Trucks and SUVs seem to keep getting bigger and bigger. Look at the new Ford Maverick. What was once a car is now a truck. Most Jeep Wranglers these days have four doors, and some even grew a bed. After spending over a week with a 2020 Toyota Sequoia TRD Pro, its actual size is starting to settle in.
On the highway, the size isn’t very noticeable
I’m not sure if the interstate is the worst or best place to test vehicles. On the one hand, you can stretch its legs and give it some room to breathe, but on the other, the interstate tends to be pretty boring driving. They have virtually no corners, usually less hard braking, no serious steering to speak of, and other than straight-line speed, comfort, and interior features, there is little to help gauge how good a vehicle is.

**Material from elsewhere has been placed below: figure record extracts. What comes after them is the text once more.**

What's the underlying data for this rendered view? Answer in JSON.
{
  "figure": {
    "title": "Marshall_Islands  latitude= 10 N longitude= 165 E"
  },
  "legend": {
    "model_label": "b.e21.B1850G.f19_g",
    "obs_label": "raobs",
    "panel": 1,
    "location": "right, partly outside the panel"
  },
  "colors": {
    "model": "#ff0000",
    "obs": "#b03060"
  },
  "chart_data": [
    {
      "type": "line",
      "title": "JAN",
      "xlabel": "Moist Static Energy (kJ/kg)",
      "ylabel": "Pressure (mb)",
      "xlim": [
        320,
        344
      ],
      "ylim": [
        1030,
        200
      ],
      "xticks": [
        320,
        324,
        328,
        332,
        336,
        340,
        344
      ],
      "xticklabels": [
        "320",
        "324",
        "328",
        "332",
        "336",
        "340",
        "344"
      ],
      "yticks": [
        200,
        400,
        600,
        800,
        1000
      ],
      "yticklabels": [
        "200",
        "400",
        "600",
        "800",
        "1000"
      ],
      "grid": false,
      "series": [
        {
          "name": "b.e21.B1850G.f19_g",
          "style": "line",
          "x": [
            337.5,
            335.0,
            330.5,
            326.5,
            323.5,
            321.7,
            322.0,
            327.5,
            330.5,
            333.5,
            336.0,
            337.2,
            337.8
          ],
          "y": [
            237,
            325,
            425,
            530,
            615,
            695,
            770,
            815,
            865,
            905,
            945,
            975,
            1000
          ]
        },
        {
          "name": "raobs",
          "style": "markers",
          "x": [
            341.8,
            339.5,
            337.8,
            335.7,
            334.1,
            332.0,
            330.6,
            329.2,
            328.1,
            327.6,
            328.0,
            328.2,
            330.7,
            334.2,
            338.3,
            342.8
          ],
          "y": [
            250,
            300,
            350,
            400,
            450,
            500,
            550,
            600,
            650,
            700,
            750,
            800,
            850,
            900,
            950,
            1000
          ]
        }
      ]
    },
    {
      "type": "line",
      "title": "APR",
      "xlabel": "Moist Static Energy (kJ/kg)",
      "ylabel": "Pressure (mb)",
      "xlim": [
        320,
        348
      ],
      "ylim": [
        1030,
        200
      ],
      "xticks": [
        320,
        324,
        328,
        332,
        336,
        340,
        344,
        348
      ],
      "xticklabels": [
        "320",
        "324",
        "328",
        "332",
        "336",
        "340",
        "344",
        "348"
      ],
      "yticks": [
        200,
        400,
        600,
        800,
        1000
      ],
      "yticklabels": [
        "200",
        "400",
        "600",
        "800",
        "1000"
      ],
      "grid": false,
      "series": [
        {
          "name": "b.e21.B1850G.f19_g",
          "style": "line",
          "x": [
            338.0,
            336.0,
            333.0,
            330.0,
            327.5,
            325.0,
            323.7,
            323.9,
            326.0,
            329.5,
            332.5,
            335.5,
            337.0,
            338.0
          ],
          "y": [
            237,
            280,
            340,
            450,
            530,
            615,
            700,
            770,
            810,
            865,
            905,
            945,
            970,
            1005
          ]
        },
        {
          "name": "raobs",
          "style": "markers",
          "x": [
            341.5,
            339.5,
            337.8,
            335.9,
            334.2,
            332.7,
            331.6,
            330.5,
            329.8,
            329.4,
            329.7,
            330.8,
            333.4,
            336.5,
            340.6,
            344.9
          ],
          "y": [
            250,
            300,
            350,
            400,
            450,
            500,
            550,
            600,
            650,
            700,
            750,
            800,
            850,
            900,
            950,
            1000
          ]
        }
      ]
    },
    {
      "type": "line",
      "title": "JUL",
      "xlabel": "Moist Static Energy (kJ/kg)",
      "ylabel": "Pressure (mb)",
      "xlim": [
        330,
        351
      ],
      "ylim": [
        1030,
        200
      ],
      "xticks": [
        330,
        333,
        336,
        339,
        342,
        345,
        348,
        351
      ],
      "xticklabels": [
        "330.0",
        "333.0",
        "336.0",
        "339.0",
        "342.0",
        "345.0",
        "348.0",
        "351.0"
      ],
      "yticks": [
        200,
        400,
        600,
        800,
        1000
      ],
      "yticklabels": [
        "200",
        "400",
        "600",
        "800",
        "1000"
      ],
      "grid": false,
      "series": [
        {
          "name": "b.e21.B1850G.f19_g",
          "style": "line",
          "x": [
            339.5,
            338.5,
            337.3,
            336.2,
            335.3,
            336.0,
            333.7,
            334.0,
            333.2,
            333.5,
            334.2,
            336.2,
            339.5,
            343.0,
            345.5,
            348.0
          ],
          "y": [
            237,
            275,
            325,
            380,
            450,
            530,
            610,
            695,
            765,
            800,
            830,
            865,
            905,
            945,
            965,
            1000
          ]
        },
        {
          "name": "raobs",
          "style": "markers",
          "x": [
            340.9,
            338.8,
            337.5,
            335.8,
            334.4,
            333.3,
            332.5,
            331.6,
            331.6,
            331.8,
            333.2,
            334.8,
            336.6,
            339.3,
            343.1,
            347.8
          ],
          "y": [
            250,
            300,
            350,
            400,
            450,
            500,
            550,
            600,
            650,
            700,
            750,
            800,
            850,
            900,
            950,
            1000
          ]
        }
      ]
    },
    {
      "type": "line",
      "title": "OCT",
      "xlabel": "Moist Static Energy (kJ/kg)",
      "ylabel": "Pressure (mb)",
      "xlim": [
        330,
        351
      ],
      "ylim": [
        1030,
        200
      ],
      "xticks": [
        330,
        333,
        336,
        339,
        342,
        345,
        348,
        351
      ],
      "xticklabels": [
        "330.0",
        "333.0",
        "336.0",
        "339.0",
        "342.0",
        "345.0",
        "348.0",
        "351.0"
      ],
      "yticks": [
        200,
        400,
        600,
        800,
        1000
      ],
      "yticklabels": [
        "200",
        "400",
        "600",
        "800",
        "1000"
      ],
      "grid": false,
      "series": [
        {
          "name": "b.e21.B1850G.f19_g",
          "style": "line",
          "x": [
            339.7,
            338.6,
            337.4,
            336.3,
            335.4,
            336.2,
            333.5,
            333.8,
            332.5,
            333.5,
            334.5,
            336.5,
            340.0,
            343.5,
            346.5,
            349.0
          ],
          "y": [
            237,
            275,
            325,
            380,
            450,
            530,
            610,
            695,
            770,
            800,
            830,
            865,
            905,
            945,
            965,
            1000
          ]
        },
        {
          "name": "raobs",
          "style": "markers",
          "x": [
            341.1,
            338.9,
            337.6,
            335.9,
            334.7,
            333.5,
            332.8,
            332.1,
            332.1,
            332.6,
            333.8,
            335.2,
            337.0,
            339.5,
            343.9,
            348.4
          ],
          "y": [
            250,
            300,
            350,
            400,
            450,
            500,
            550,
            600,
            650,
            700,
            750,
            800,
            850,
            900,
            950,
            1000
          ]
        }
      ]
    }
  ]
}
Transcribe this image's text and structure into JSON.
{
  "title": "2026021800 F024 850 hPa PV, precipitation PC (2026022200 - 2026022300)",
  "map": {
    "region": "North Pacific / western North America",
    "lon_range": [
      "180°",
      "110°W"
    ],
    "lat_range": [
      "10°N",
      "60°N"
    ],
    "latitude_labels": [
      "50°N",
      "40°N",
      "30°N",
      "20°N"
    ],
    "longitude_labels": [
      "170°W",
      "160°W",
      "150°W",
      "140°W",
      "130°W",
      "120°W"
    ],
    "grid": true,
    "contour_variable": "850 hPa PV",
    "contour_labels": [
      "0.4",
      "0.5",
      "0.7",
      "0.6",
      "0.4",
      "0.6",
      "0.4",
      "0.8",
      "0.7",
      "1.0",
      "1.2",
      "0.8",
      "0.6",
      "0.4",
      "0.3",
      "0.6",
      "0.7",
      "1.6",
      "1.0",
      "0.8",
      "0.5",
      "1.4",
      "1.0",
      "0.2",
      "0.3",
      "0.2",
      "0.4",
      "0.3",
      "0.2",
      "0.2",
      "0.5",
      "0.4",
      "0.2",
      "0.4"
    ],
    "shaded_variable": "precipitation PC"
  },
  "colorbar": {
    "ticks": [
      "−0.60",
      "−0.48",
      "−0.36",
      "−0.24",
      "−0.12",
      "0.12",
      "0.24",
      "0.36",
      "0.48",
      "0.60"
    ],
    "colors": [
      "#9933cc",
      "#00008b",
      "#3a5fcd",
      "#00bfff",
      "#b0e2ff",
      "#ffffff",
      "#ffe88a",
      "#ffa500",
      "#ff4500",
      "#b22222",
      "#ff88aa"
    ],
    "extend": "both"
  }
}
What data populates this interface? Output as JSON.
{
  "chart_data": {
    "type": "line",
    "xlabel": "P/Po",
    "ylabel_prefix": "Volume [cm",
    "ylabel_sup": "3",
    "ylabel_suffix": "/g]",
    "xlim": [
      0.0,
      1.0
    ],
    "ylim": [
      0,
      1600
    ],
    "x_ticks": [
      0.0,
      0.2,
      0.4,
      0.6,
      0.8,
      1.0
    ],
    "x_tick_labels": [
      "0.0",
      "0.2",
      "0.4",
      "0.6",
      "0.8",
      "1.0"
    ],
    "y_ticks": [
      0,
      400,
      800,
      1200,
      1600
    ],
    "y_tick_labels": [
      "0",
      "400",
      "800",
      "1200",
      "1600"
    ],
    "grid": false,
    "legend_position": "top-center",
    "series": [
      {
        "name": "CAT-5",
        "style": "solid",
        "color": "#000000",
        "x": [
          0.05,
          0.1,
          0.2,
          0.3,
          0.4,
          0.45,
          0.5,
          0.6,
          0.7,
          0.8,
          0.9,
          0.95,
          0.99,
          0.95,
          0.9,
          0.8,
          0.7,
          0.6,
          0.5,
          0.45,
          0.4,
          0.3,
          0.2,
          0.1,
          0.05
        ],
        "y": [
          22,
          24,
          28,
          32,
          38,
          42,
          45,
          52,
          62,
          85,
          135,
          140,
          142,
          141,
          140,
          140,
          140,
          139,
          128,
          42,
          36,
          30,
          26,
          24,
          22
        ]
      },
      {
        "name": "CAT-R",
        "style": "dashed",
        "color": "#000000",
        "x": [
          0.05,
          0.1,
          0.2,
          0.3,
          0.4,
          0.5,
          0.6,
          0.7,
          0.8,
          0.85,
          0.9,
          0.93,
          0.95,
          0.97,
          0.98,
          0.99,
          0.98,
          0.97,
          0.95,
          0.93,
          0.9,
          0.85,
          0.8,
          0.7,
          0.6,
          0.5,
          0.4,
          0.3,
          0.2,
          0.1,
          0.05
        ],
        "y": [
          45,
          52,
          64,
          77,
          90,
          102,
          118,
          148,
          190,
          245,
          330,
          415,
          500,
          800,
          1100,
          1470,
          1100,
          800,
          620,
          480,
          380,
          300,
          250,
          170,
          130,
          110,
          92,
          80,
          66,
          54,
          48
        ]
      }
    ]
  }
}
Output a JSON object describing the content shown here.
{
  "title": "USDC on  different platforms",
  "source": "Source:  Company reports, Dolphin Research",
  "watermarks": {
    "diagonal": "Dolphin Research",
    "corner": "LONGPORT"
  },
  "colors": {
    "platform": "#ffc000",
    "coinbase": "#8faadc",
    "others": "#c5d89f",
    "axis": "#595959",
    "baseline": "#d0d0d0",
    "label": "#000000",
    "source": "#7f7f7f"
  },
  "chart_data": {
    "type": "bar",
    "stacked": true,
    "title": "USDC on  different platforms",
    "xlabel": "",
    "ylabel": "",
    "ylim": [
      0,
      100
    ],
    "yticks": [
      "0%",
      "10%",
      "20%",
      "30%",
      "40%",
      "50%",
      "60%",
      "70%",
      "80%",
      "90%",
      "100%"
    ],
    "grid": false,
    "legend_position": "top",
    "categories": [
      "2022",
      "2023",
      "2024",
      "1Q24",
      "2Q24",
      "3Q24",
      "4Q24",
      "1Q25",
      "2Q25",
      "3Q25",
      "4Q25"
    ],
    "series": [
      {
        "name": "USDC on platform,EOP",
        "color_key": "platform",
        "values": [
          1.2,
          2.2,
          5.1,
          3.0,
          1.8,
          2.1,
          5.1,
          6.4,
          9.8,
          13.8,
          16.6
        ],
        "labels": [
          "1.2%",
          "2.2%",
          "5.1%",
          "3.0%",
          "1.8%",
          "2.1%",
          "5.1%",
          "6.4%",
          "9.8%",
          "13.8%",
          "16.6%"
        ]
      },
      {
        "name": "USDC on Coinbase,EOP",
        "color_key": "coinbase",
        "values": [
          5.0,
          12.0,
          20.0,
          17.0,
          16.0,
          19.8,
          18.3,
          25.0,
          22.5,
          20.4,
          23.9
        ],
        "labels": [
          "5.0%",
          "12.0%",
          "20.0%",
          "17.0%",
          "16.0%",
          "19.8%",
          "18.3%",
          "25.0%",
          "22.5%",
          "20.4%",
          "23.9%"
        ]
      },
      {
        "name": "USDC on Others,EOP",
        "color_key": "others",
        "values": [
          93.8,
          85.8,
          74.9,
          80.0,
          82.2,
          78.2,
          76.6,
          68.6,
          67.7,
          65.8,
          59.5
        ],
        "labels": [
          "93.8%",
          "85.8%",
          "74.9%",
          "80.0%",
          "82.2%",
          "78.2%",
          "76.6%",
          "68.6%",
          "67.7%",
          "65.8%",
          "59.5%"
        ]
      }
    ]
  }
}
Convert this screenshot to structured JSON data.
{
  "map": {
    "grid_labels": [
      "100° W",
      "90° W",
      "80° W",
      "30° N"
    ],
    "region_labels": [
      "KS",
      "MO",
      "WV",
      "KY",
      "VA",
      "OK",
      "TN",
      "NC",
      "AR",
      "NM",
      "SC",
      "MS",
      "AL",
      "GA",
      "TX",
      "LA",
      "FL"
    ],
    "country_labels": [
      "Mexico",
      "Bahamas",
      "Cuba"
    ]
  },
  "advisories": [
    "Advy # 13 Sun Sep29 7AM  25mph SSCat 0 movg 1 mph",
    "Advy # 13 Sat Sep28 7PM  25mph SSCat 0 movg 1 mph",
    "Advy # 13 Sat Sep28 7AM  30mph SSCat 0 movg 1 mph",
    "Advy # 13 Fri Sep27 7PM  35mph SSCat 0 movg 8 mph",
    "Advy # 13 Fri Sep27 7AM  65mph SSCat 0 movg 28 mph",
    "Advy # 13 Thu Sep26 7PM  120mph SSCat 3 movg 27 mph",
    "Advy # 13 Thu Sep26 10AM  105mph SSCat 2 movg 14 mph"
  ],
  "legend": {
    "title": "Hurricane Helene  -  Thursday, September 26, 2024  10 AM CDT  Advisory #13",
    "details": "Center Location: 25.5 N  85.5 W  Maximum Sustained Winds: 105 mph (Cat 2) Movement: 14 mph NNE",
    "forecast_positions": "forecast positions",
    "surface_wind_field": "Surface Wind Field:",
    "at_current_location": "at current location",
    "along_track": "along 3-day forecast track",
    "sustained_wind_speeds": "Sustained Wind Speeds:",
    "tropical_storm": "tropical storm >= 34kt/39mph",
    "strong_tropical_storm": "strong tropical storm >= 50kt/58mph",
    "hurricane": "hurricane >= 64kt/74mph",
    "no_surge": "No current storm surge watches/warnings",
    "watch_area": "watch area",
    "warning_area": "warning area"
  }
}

In the case of the big ol’ green Sequoia TRD Pro, it was like a giant couch lumbering down the freeway. It told me very little about itself in that setting. It was comfortable and easy to spend time in between the many gas stops.
I could not really get a great feel for the off-road kid-hauler’s size until I passed a first-generation Sequoia. My new Sequoia lazily grunted past the old one, and I drove side by side for a few seconds to compare. I was genuinely shocked to see that we in the 2020 model TRD pro were looking down at the 2001 model. It was dramatically shorter in height and length and narrower than the golden oldie. Enough smaller, in fact, to really sink in how big the new one truly is.
Is the big Sequoia TRD pro any good off-road?
Well, it’s a Toyota 4×4 after all, so yes – but also no. As far as hardware and driveline capability, it’s great, but the size really holds it back from being a truly great off-roader. After the road trip, I spent an entire day running trails and back roads in the mountains of Western North Carolina. We had gotten over 14 inches of snow in some places. The back roads and trails were positively buried. The problem here is that many of these trails followed along the side of a mountain with no guard rail.
Knowing where your tires are at all times is key to off-roading and doubly so on the side of a snowy cliff. The Sequoia never once even flinched at the ruts and deep, muddy snow. It powered through every trench and up every hill. The problem was the width.
Some of these trails were one and a half cars wide that if you could find any shoulder, two trucks could pass one another, but with the Sequoia, every trail/road was turned into a one way. The day was filled with either me or another fellow off-roader having to back down steep and icy roads until the trail was wide enough for someone to squeeze by. It was humiliating.
If you are crossing wide stretches of desert on an overlanding journey, I will wager the Sequoia would work great, but it is simply too wide on most trails. Every corner was white-knuckled for fear of dropping a wheel over the edge.
Let’s put some hard numbers on the 2020 Sequoia’s size
The Sequoia with the TRD Pro package stands at 77-inches high, 80-inches wide (that’s the literal width of my couch), and 205-inches long. That, right there, is what the young people call a “unit.” All that size doesn’t come in lightweight either; this behemoth weighs nearly 6,000 pounds. Not exactly very nimble on the trail. Consider all that size and weight on a steep, snowy mountainside. When the Sequoia gets to sliding, it is not easily stopped, which leads to a lot of clinched-cheek moments.
I will say it was fun, but mostly due to the fear. All that aside, as Road & Track mentions in their review of this big dawg, I don’t have many objective or professional reasons to like the Sequoia, but somehow I still do, a little bit.